In our experience, this is the most valuable and time-saving addition to our process. In previous projects when we had the time to do this manually, it consumed a week of work for a good enough report. ChatGPT’s Deep Research won’t provide an excellent report, but it creates this good enough piece in minutes.
But does this make us better thinkers, or just faster ones?
Exploring and curating learnings from the Market Context Report
The final step is human curation. We spend an hour reviewing the generated insights, new information, and sources, assessing their relevance to the project. If any insights seem unclear or incomplete, we go back and forth with ChatGPT, requesting related articles or additional context.

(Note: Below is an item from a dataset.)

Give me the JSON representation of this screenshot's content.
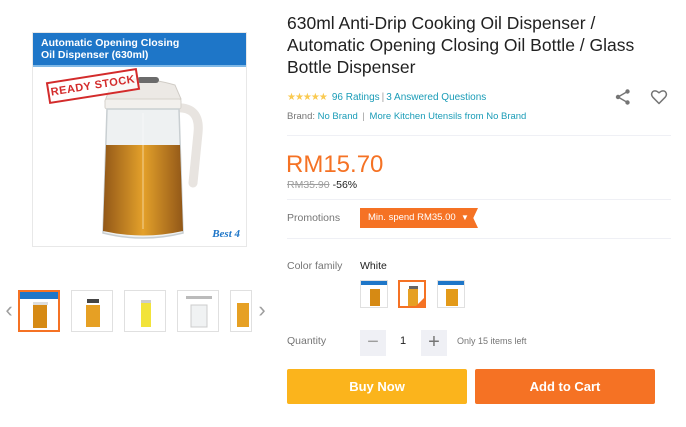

Once we’ve identified the most valuable findings, we share them with the client for alignment. After agreeing on their relevance, we incorporate them into our Miro boards and ChatGPT’s project context.
Key learnings
As research is an iterative process, incorporating Deep Research too late or too early in the process makes it less useful. A well-defined initial manual research phase prevents AI-generated insights from becoming overwhelming or irrelevant, but the more time you use for initial manual research, the less valuable and time-saving the report will be. That’s why a structured, timeboxed process helps with the initial part.

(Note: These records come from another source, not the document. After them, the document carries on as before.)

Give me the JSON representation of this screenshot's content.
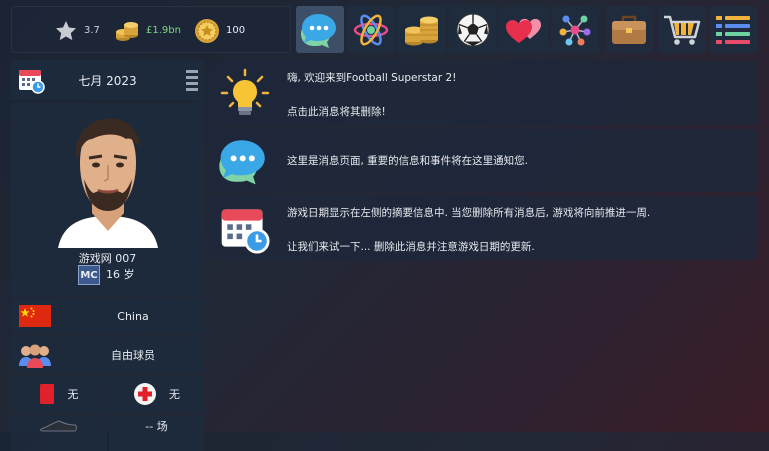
{
  "stats": {
    "rating": "3.7",
    "money": "£1.9bn",
    "fame": "100",
    "money_color": "#7fd67f"
  },
  "toolbar": {
    "items": [
      {
        "icon": "chat-bubbles-icon",
        "active": true
      },
      {
        "icon": "atom-icon",
        "active": false
      },
      {
        "icon": "coin-stack-icon",
        "active": false
      },
      {
        "icon": "soccer-ball-icon",
        "active": false
      },
      {
        "icon": "hearts-icon",
        "active": false
      },
      {
        "icon": "network-icon",
        "active": false
      },
      {
        "icon": "briefcase-icon",
        "active": false
      },
      {
        "icon": "shopping-cart-icon",
        "active": false
      },
      {
        "icon": "menu-list-icon",
        "active": false
      }
    ]
  },
  "date": {
    "label": "七月 2023"
  },
  "player": {
    "name": "游戏网 007",
    "position": "MC",
    "age": "16 岁",
    "nation": "China",
    "club": "自由球员",
    "red_cards": "无",
    "injury": "无",
    "games": "-- 场"
  },
  "messages": [
    {
      "icon": "lightbulb-icon",
      "lines": [
        "嗨, 欢迎来到Football Superstar 2!",
        "点击此消息将其删除!"
      ]
    },
    {
      "icon": "chat-bubbles-icon",
      "lines": [
        "这里是消息页面, 重要的信息和事件将在这里通知您."
      ]
    },
    {
      "icon": "calendar-icon",
      "lines": [
        "游戏日期显示在左侧的摘要信息中. 当您删除所有消息后, 游戏将向前推进一周.",
        "让我们来试一下... 删除此消息并注意游戏日期的更新."
      ]
    }
  ]
}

Human curation is essential because ChatGPT struggles with selecting truly valuable insights. When asked to curate, it often generates generic summaries or simply rephrases everything to avoid omission. Without critical human judgment to assess relevance and depth, the results can feel superficial. While Deep Research accelerates information gathering and synthesis, its true value comes when paired with human framing and interpretation.
Using AI this way when we enter new Health tech projects ensures that we start smarter, work faster, and collaborate better with clients, without losing the depth and nuance that human expertise brings to the table.